Earlier this month, the president of the National Organization for Women, Terry O'Neill, published a blog post on The Huffington Post titled "Why Transphobia Is a Feminist Issue." It was an excellent and much-needed piece given recent debates about where transgender issues fit with feminism. It also follows the trend of feminists, some of whom were previously ambivalent about or even hostile to to transgender issues, now embracing them.
This is a logical development, as intersectional feminism recognizes that equality isn't just for women who look like me: It is equality for all. If we only work on behalf on the "right" kinds of women, it diminishes the movement and repeats mistakes of the past, where feminism was not nearly intersectional enough. Beyond a concept of simple solidarity, though, is that many of the core issues of feminists and transgender people are the same.
1. Fighting Gender Stereotypes
In 1989 the U.S. Supreme Court heard the case of Ann Hopkins, who claimed that her promotion to partnership at her firm was postponed for two years in a row based on the fact that she did not conform to gender stereotypes. The head supervisor of her department, Thomas Beyer, told her that to increase chances of promotion, she needed "to walk more femininely, wear makeup, have her hair styled, and wear jewelry." Many male employees said they would not be comfortable having her as their partner because she did not act the way they believed a woman should. Upon appeal by Price Waterhouse, the Supreme Court upheld the lower court's ruling that making employment decisions based on gender stereotypes is sex discrimination and therefore a violation of Title VII of the Civil Rights Act of 1964.
While Hopkins was a seminal case in establishing women's rights in the workplace, it is not a coincidence that virtually every court case that has ruled in favor of transgender protections in the workplace since has relied on the Hopkins case as a foundational argument. Arguing that transgender people should be held to some patriarchal set of gender norms, without applying those expectations to everyone else, requires that you accept that transgender people exist somewhere below both men and women in a legalized caste system. Such an argument should be anathema to anyone who considers themselves a feminist.
We recognize that gender stereotyping is harmful to everyone and resolve to work against it together. Defining ourselves, our roles in life, and how we express our gender is a universal human right.
2. Bodily Autonomy
This past summer two conservatives wrote radically anti-transgender pieces for the national media. In June Dr. Paul McHugh wrote of his opposition to following current medical standards for transgender individuals in the Wall Street Journal. Kevin Williamson similarly wrote a vitriolic and ill-informed piece attacking the identities of transgender people in the National Review the same month.
It should come as no surprise that both McHugh and Williamson also radically oppose reproductive justice efforts. Dr. McHugh is a self-described orthodox Catholic whose outlandish views and role in apologetics for church scandals are well documented. Additionally, McHugh opposes all abortion and supported forcing a pregnant 11-year-old girl who had been raped by an adult relative to carry to term, even it killed her. Kevin Williamson recently called for the hanging of any woman who has an abortion, along with the doctors or nurses who perform it.
(If you want a detailed analysis of how Dr. McHugh has misrepresented data, rigged studies, left out significant details in his research, and is nothing more than a poorly regarded fringe element in his own field, you can read about it here, here, here, here, here, and here.)
Access to medically necessary care and a right to choose what we do with our bodies are fundamental issues for both feminists and transgender people. If we allow other people's beliefs to get between a transgender person and their doctor, what excuse do we have when those same people try to come between anyone else and their doctor?

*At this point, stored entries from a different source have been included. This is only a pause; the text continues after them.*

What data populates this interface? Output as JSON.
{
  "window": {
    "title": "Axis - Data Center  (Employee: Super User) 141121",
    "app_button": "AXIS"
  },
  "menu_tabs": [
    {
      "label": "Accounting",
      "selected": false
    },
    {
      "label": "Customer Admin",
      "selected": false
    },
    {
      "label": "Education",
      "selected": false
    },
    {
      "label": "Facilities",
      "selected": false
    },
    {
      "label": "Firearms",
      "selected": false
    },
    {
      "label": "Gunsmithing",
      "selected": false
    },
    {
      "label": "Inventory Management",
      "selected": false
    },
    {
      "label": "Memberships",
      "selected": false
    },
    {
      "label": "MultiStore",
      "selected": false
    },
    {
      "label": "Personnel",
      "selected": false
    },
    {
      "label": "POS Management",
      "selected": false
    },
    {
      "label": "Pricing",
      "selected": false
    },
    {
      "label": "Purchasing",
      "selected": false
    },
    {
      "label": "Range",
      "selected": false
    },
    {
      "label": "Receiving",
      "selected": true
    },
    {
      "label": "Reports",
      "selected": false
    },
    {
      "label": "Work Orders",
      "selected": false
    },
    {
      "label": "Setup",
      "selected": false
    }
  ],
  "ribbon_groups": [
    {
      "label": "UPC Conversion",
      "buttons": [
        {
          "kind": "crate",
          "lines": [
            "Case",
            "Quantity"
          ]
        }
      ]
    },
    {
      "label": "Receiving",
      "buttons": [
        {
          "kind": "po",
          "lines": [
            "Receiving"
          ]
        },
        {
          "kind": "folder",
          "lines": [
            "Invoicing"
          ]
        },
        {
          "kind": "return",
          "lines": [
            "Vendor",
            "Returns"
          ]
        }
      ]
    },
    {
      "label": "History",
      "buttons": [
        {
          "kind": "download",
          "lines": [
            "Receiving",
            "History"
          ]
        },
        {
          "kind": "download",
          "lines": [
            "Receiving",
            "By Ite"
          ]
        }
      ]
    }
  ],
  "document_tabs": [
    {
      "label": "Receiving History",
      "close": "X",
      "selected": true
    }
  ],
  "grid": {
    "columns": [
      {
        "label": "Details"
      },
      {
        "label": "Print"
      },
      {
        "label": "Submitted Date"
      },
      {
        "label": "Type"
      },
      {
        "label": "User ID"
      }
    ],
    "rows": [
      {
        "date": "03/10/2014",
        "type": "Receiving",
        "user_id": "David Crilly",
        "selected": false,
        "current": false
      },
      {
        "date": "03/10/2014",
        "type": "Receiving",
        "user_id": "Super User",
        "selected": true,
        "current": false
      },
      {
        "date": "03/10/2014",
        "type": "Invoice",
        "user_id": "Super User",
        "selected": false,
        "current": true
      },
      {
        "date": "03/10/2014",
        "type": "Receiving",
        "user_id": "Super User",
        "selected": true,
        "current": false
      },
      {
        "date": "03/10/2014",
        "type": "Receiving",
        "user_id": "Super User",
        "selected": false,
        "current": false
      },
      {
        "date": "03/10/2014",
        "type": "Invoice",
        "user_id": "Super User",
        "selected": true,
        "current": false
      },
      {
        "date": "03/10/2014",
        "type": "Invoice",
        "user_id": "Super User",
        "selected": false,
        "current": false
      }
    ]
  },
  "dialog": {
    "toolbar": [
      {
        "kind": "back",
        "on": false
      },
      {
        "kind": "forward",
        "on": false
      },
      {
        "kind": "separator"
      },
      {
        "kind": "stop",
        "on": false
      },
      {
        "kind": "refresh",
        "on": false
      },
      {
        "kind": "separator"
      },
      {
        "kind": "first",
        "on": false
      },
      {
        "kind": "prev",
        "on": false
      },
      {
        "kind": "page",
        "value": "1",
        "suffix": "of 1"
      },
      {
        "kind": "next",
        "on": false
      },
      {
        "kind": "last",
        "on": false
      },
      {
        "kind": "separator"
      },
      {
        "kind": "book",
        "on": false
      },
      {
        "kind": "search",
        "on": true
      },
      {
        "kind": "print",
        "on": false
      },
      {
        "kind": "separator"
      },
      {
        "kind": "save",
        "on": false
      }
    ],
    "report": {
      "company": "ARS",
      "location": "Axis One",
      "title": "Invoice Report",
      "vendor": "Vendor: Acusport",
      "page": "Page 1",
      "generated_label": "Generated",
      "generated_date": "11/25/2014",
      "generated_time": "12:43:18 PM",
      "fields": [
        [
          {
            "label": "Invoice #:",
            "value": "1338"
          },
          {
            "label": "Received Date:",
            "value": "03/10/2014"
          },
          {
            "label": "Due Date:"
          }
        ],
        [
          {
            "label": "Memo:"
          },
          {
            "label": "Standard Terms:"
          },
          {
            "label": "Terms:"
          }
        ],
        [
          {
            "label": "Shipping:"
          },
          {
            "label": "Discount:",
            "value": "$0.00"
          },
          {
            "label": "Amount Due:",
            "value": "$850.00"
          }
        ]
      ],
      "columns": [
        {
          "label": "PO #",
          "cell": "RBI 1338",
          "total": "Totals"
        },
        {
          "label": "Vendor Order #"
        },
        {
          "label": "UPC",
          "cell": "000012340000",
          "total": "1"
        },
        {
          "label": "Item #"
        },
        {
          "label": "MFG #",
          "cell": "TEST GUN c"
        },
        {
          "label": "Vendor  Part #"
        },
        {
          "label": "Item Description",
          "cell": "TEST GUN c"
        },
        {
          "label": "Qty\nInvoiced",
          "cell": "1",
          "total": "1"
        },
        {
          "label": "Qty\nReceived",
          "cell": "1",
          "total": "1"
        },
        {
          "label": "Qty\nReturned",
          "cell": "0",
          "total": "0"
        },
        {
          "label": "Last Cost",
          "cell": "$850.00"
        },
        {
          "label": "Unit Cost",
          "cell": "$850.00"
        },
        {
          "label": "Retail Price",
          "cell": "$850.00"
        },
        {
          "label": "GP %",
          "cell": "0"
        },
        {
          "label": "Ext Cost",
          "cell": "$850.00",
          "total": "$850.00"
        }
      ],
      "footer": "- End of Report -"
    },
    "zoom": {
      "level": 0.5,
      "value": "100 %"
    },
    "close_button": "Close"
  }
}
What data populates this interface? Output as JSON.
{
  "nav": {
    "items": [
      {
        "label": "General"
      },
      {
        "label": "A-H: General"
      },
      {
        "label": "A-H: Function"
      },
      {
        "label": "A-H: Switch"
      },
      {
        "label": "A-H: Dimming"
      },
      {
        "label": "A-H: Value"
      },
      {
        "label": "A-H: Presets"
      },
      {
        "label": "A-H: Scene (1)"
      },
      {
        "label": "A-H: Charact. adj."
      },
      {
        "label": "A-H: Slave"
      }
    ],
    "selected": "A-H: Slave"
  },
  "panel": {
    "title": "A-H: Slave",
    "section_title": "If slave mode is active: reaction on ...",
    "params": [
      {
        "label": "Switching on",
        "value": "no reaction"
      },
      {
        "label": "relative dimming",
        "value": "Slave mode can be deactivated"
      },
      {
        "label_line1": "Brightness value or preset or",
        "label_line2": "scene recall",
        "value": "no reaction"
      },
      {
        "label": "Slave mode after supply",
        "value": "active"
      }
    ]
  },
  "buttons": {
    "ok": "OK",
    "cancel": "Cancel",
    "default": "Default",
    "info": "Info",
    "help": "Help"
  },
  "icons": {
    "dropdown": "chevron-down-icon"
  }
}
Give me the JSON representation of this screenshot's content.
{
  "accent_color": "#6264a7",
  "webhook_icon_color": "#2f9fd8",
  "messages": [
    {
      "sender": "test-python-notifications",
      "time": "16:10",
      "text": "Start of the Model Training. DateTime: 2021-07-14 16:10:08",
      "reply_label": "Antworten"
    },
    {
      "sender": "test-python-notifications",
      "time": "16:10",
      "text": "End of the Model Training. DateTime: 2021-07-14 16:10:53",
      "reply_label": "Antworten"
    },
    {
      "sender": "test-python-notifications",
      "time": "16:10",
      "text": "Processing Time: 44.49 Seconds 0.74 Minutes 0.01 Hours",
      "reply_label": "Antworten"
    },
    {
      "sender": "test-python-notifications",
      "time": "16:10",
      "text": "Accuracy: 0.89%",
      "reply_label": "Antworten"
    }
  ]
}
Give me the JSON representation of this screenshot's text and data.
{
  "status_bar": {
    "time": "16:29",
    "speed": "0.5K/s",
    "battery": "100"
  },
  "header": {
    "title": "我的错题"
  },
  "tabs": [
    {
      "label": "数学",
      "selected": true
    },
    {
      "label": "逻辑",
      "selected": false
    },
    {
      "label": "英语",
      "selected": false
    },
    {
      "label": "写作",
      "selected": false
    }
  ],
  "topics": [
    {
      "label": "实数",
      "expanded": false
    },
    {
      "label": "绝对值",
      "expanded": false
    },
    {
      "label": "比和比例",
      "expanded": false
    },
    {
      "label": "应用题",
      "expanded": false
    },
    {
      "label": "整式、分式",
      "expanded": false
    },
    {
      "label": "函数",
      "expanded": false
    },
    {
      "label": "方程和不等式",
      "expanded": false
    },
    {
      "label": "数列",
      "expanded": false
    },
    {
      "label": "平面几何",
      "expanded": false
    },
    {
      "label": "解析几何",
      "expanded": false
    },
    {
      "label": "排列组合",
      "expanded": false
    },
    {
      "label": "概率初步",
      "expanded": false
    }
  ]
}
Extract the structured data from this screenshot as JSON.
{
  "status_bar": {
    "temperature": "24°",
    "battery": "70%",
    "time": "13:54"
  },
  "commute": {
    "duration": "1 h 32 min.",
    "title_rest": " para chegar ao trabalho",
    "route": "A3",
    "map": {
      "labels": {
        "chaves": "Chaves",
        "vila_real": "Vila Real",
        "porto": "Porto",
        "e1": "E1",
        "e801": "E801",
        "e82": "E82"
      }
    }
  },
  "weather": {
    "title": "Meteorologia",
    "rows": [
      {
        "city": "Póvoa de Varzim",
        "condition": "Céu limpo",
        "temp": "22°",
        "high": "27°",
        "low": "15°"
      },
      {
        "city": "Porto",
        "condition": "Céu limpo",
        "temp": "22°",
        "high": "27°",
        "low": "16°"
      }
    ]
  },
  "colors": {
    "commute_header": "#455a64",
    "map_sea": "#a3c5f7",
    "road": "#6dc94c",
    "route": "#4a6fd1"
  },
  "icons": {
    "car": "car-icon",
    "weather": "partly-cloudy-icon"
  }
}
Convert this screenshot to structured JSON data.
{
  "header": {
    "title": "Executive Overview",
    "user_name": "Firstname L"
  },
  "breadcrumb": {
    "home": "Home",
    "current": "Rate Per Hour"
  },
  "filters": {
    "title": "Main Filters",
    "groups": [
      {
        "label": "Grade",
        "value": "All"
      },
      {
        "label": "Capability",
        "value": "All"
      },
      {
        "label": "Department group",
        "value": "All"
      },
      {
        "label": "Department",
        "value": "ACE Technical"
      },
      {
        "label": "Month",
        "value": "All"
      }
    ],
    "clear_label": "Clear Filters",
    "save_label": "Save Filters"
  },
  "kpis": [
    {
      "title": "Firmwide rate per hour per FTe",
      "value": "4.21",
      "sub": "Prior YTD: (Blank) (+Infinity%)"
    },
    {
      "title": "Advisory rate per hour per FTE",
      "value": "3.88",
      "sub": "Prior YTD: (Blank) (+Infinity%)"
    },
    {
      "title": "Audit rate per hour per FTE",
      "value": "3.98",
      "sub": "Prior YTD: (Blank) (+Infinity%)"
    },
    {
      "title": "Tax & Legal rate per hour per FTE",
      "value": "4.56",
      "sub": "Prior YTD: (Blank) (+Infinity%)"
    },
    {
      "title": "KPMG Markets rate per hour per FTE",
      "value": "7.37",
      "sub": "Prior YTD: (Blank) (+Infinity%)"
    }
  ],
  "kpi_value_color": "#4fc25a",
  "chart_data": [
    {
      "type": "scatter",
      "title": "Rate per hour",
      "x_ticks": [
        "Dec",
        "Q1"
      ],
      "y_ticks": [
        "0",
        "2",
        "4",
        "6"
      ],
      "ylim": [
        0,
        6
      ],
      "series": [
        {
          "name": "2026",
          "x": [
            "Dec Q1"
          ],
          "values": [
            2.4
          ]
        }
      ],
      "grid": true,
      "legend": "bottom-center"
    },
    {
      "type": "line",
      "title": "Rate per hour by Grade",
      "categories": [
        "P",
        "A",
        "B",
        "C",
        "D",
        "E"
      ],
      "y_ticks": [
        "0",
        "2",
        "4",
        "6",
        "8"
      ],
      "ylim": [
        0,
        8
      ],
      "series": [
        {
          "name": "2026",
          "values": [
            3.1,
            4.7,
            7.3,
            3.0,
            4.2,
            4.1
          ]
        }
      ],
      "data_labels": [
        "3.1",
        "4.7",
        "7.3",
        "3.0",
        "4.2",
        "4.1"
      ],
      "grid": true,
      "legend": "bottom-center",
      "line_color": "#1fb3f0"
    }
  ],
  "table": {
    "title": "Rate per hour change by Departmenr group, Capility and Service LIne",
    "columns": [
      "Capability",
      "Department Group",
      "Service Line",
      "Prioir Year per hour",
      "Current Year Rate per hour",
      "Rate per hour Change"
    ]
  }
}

3. Opposing Patriarchy/Kyriarchy
The structures that are meant to keep women in their place are the exact same ones that attempt to ensure that transgender people self-deport to the closet. Religious institutions that prohibit women from positions of influence within the church universally regard transition as a sin. The glass ceilings that women bump up against are the same ones that transgender women (in particular) face. We're still fighting about the roles of women and transgender people in the military. Women, and transgender women, continue to fight against their sexuality being pathologized or categorized within false dichotomies (slut vs. frigid, gay man vs. fetishist).
Transgender people represent an imminent threat to many of the patriarchal power structures and arguments that support them. We blur the lines of what it supposedly "means" to be a man or a woman; we obliterate conventional definitions of sexual orientation and sexuality; we lie at the intersection of so many forms of oppression (sexism, homophobia, racism) that successfully taking on transgender issues makes inroads into many of their strongholds.
Similarly, we see defenses of the indefensible when it comes to oppression by the same entities trying to enforce gender stereotypes. Vilification and blaming of victims of violence, calls for "right to discriminate" laws against gays and lesbians, defenses of horrific child abuse in the name of discipline, and calls for an end to the concept of separation of church and state -- all of these come from power attempting to preserve itself by any means necessary.
Feminist and transgender issues are interdependent. Bodily autonomy for all or for none. Enforcement of gender stereotypes applies either to all of us or to none of us. You cannot oppose the overarching system of oppressions while giving it a free pass to perpetuate itself against one disadvantaged class.
We will only succeed together, because feminist issues are transgender issues.